There are several types of DAFs, but the two I see clients utilizing most often are either a community foundation or self-administered DAF. Here in the Tri-Cities area we have a wonderful not-for-profit organization called Three Rivers Community Foundation (www.3RCF.org). There are several fund options available at 3RCF and they are even able to provide the service of vetting potential recipients on your behalf. This is especially helpful when you have a specific philanthropic area you want to address (education, arts, etc.), but need help finding the local organizations and programs that can benefit most from your donation. If you are interested, I encourage you to visit 3RCFs website and to contact them for more information.
If a significant portion of your annual donations go to your church (or other faith-based organization) or to not-for-profits located outside of the community, then a community foundation like 3RCF might not be a viable option. If this is the case, then consider creating your own DAF. Three online options that have low fees are Fidelity Charitable, Schwab Charitable, and Vanguard Charitable. The table below shows a comparison between these three options.
I personally chose to open a DAF with Fidelity Charitable based on the low minimums for initial deposit of $5,000, no minimums on additional contributions, and the ability to make individual grants as low as $50.
Once you have established an account with one of these organizations, you simply make “contributions” to your DAF as you are able (remember to bunch these by calendar year), and then when you would like the DAF to send money to a not-for-profit of your choice, you make an online “grant” request to the DAF administrator (ex. Fidelity Charitable) and tell them who the recipient not-for-profit is, how much you would like the grant to be, and when you would like it sent. Grant distributions can be one-time or they can be periodic, such as monthly.
One other nice feature of using a DAF is that your funds can remain invested prior to final distribution, and any earnings on the fund will be available for future grant requests. For all DAFs, it is important to understand that 1) your donation for tax purposes is based on when you contribute the money to the DAF (you do not get tax credit for the grants that go out of the DAF at a later date), and 2) your donation to the DAF is irrevocable…you can’t take it back once it is placed in the DAF. You should also make sure that you clearly understand the fees associated with the DAF option that you choose.
Qualified Charitable Distributions (QCDs)
If you are age 70 ½ or older, and you are taking Required Minimum Distributions (RMDs) from a pre-tax retirement plan such as an IRA, then QCDs are probably the best tax saving option for you.
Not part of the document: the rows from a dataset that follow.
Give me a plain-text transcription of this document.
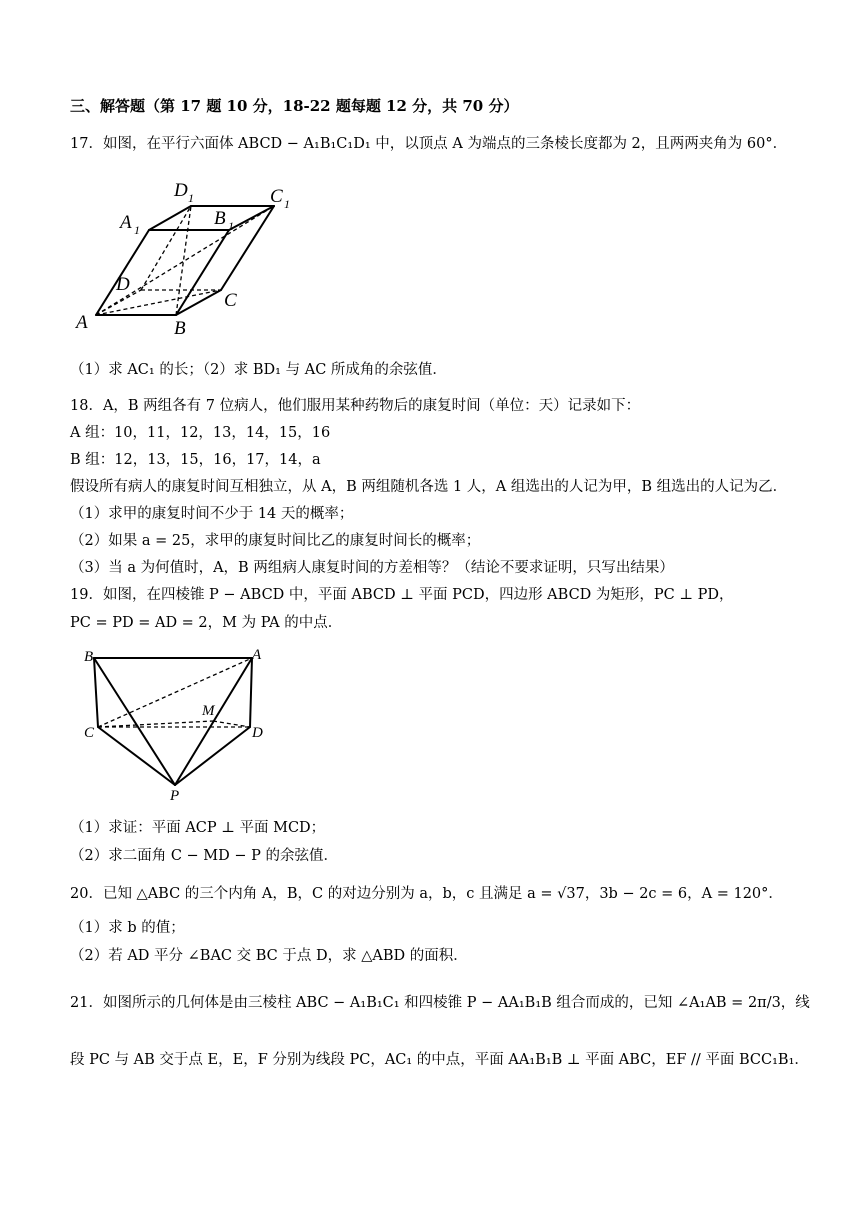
三、解答题（第 17 题 10 分，18-22 题每题 12 分，共 70 分）
17．如图，在平行六面体 ABCD − A₁B₁C₁D₁ 中，以顶点 A 为端点的三条棱长度都为 2，且两两夹角为 60°．
A	B
C
D
A 1
B 1
C 1
D 1
（1）求 AC₁ 的长；（2）求 BD₁ 与 AC 所成角的余弦值．
18．A，B 两组各有 7 位病人，他们服用某种药物后的康复时间（单位：天）记录如下：
A 组：10，11，12，13，14，15，16
B 组：12，13，15，16，17，14，a
假设所有病人的康复时间互相独立，从 A，B 两组随机各选 1 人，A 组选出的人记为甲，B 组选出的人记为乙．
（1）求甲的康复时间不少于 14 天的概率；
（2）如果 a = 25，求甲的康复时间比乙的康复时间长的概率；
（3）当 a 为何值时，A，B 两组病人康复时间的方差相等？（结论不要求证明，只写出结果）
19．如图，在四棱锥 P − ABCD 中，平面 ABCD ⊥ 平面 PCD，四边形 ABCD 为矩形，PC ⊥ PD，
PC = PD = AD = 2，M 为 PA 的中点．
B	A
C	D
M
P
（1）求证：平面 ACP ⊥ 平面 MCD；
（2）求二面角 C − MD − P 的余弦值．
20．已知 △ABC 的三个内角 A，B，C 的对边分别为 a，b，c 且满足 a = √37，3b − 2c = 6，A = 120°．
（1）求 b 的值；
（2）若 AD 平分 ∠BAC 交 BC 于点 D，求 △ABD 的面积．
21．如图所示的几何体是由三棱柱 ABC − A₁B₁C₁ 和四棱锥 P − AA₁B₁B 组合而成的，已知 ∠A₁AB = 2π/3，线
段 PC 与 AB 交于点 E，E，F 分别为线段 PC，AC₁ 的中点，平面 AA₁B₁B ⊥ 平面 ABC，EF // 平面 BCC₁B₁．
Instead of having to worry about bunching donations or using a DAF in order to maximize your itemized deductions every two years, you simply take the standard deduction each year and convert what would be taxable annual distributions from your IRA into tax-free donations to your favorite not-for-profits. This is accomplished by making the donation directly from your IRA to the charitable organization. Click here to read my previous blog for more information about QCDs.
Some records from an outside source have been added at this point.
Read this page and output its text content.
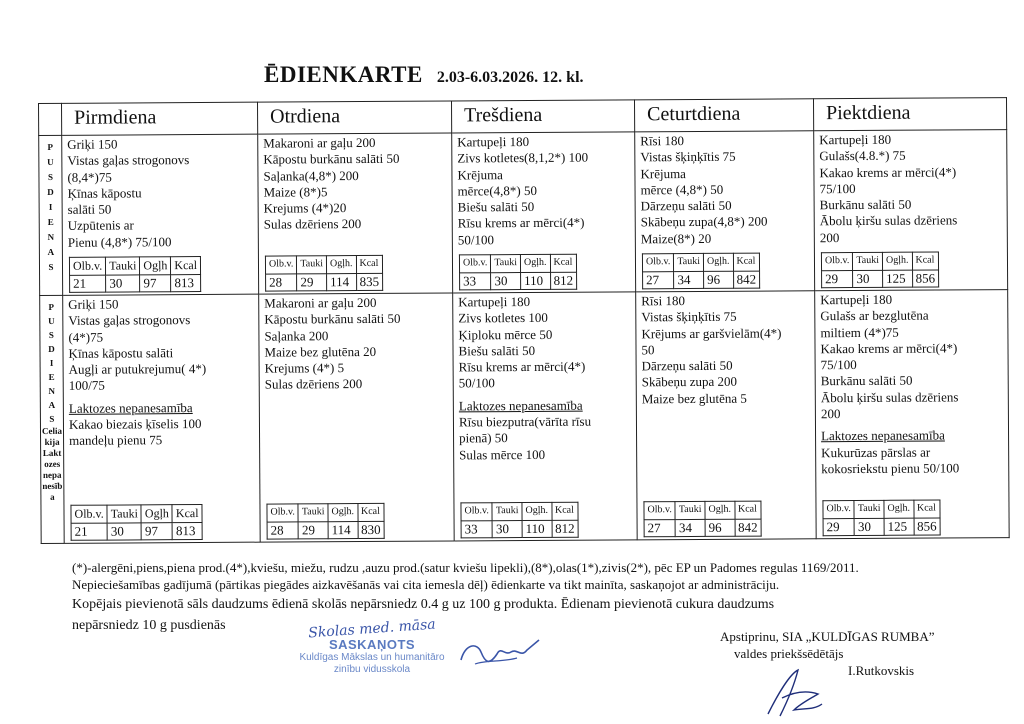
ĒDIENKARTE 2.03-6.03.2026. 12. kl.
	Pirmdiena	Otrdiena	Trešdiena	Ceturtdiena	Piektdiena

P
U
S
D
I
E
N
A
S

Griķi 150
Vistas gaļas strogonovs
(8,4*)75
Ķīnas kāpostu
salāti 50
Uzpūtenis ar
Pienu (4,8*) 75/100
Olb.v.	Tauki	Ogļh	Kcal
21	30	97	813

Makaroni ar gaļu 200
Kāpostu burkānu salāti 50
Saļanka(4,8*) 200
Maize (8*)5
Krejums (4*)20
Sulas dzēriens 200
Olb.v.	Tauki	Ogļh.	Kcal
28	29	114	835

Kartupeļi 180
Zivs kotletes(8,1,2*) 100
Krējuma
mērce(4,8*) 50
Biešu salāti 50
Rīsu krems ar mērci(4*)
50/100
Olb.v.	Tauki	Ogļh.	Kcal
33	30	110	812

Rīsi 180
Vistas šķiņķītis 75
Krējuma
mērce (4,8*) 50
Dārzeņu salāti 50
Skābeņu zupa(4,8*) 200
Maize(8*) 20
Olb.v.	Tauki	Ogļh.	Kcal
27	34	96	842

Kartupeļi 180
Gulašs(4.8.*) 75
Kakao krems ar mērci(4*)
75/100
Burkānu salāti 50
Ābolu ķiršu sulas dzēriens
200
Olb.v.	Tauki	Ogļh.	Kcal
29	30	125	856

P
U
S
D
I
E
N
A
S
Celia
kija
Lakt
ozes
nepa
nesīb
a

Griķi 150
Vistas gaļas strogonovs
(4*)75
Ķīnas kāpostu salāti
Augļi ar putukrejumu( 4*)
100/75
Laktozes nepanesamība
Kakao biezais ķīselis 100
mandeļu pienu 75
Olb.v.	Tauki	Ogļh	Kcal
21	30	97	813

Makaroni ar gaļu 200
Kāpostu burkānu salāti 50
Saļanka 200
Maize bez glutēna 20
Krejums (4*) 5
Sulas dzēriens 200
Olb.v.	Tauki	Ogļh.	Kcal
28	29	114	830

Kartupeļi 180
Zivs kotletes 100
Ķiploku mērce 50
Biešu salāti 50
Rīsu krems ar mērci(4*)
50/100
Laktozes nepanesamība
Rīsu biezputra(vārīta rīsu
pienā) 50
Sulas mērce 100
Olb.v.	Tauki	Ogļh.	Kcal
33	30	110	812

Rīsi 180
Vistas šķiņķītis 75
Krējums ar garšvielām(4*)
50
Dārzeņu salāti 50
Skābeņu zupa 200
Maize bez glutēna 5
Olb.v.	Tauki	Ogļh.	Kcal
27	34	96	842

Kartupeļi 180
Gulašs ar bezglutēna
miltiem (4*)75
Kakao krems ar mērci(4*)
75/100
Burkānu salāti 50
Ābolu ķiršu sulas dzēriens
200
Laktozes nepanesamība
Kukurūzas pārslas ar
kokosriekstu pienu 50/100
Olb.v.	Tauki	Ogļh.	Kcal
29	30	125	856
(*)-alergēni,piens,piena prod.(4*),kviešu, miežu, rudzu ,auzu prod.(satur kviešu lipekli),(8*),olas(1*),zivis(2*), pēc EP un Padomes regulas 1169/2011.
Nepieciešamības gadījumā (pārtikas piegādes aizkavēšanās vai cita iemesla dēļ) ēdienkarte va tikt mainīta, saskaņojot ar administrāciju.
Kopējais pievienotā sāls daudzums ēdienā skolās nepārsniedz 0.4 g uz 100 g produkta. Ēdienam pievienotā cukura daudzums
nepārsniedz 10 g pusdienās	Skolas med. māsa
SASKAŅOTS
Kuldīgas Mākslas un humanitāro
zinību vidusskola
Apstiprinu, SIA „KULDĪGAS RUMBA”
valdes priekšsēdētājs
I.Rutkovskis
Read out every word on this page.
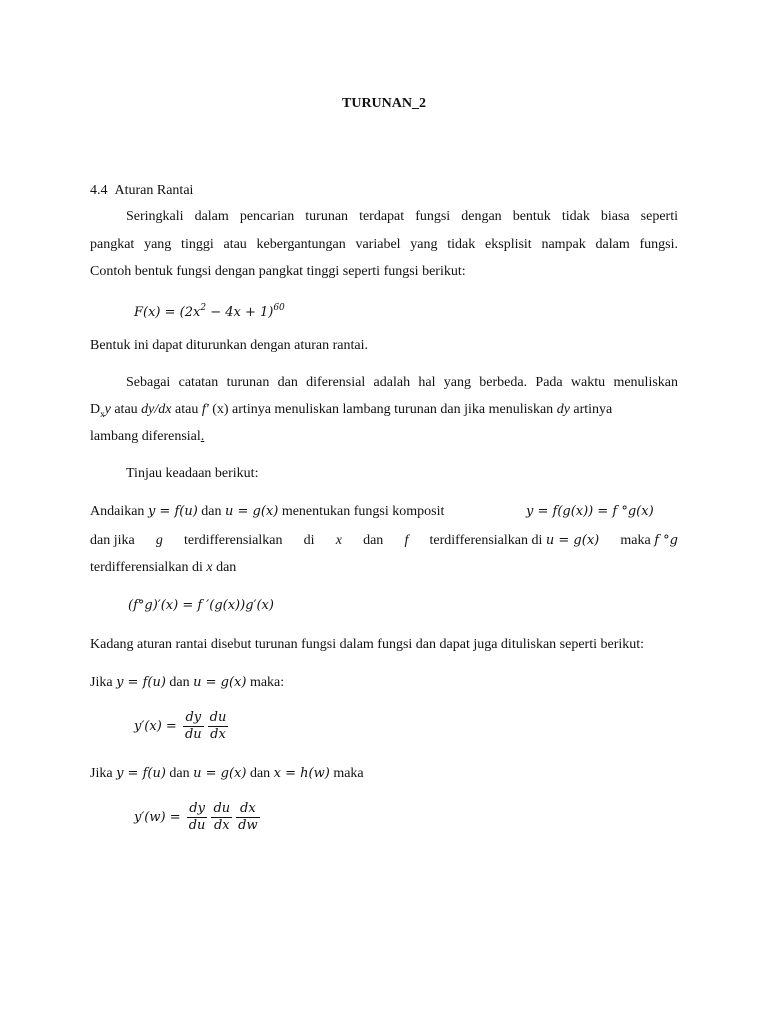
TURUNAN_2
4.4 Aturan Rantai
Seringkali dalam pencarian turunan terdapat fungsi dengan bentuk tidak biasa seperti
pangkat yang tinggi atau kebergantungan variabel yang tidak eksplisit nampak dalam fungsi.
Contoh bentuk fungsi dengan pangkat tinggi seperti fungsi berikut:
$F(x) = (2x^2 - 4x + 1)^{60}$
Bentuk ini dapat diturunkan dengan aturan rantai.
Sebagai catatan turunan dan diferensial adalah hal yang berbeda. Pada waktu menuliskan
$D_xy$ atau dy/dx atau f' (x) artinya menuliskan lambang turunan dan jika menuliskan dy artinya
lambang diferensial.
Tinjau keadaan berikut:
Andaikan y = f(u) dan u = g(x) menentukan fungsi komposit	y = f(g(x)) = f °g(x)
dan jika g terdifferensialkan di x dan f terdifferensialkan di u = g(x) maka f °g
terdifferensialkan di x dan
(f°g)′(x) = f ′(g(x))g′(x)
Kadang aturan rantai disebut turunan fungsi dalam fungsi dan dapat juga dituliskan seperti berikut:
Jika y = f(u) dan u = g(x) maka:
$y'(x) = \frac{dy}{du} \frac{du}{dx}$
Jika y = f(u) dan u = g(x) dan x = h(w) maka
$y'(w) = \frac{dy}{du} \frac{du}{dx} \frac{dx}{dw}$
While obtaining a tax benefit is never the real purpose of charitable giving (i.e. you don’t give away $1.00 solely to get $0.25 back in taxes – you give because you want to give), when possible, it is still wise to give in a way that reduces your lifetime taxes. Whether you personally benefit from the tax savings or choose to pass it on to your favorite charities through additional donations, these tax-planning techniques are worth consideration. Before implementing any of these strategies, make sure to consult with your financial planner and/or CPA to verify that these techniques will provide a tax benefit to you based on your specific circumstances.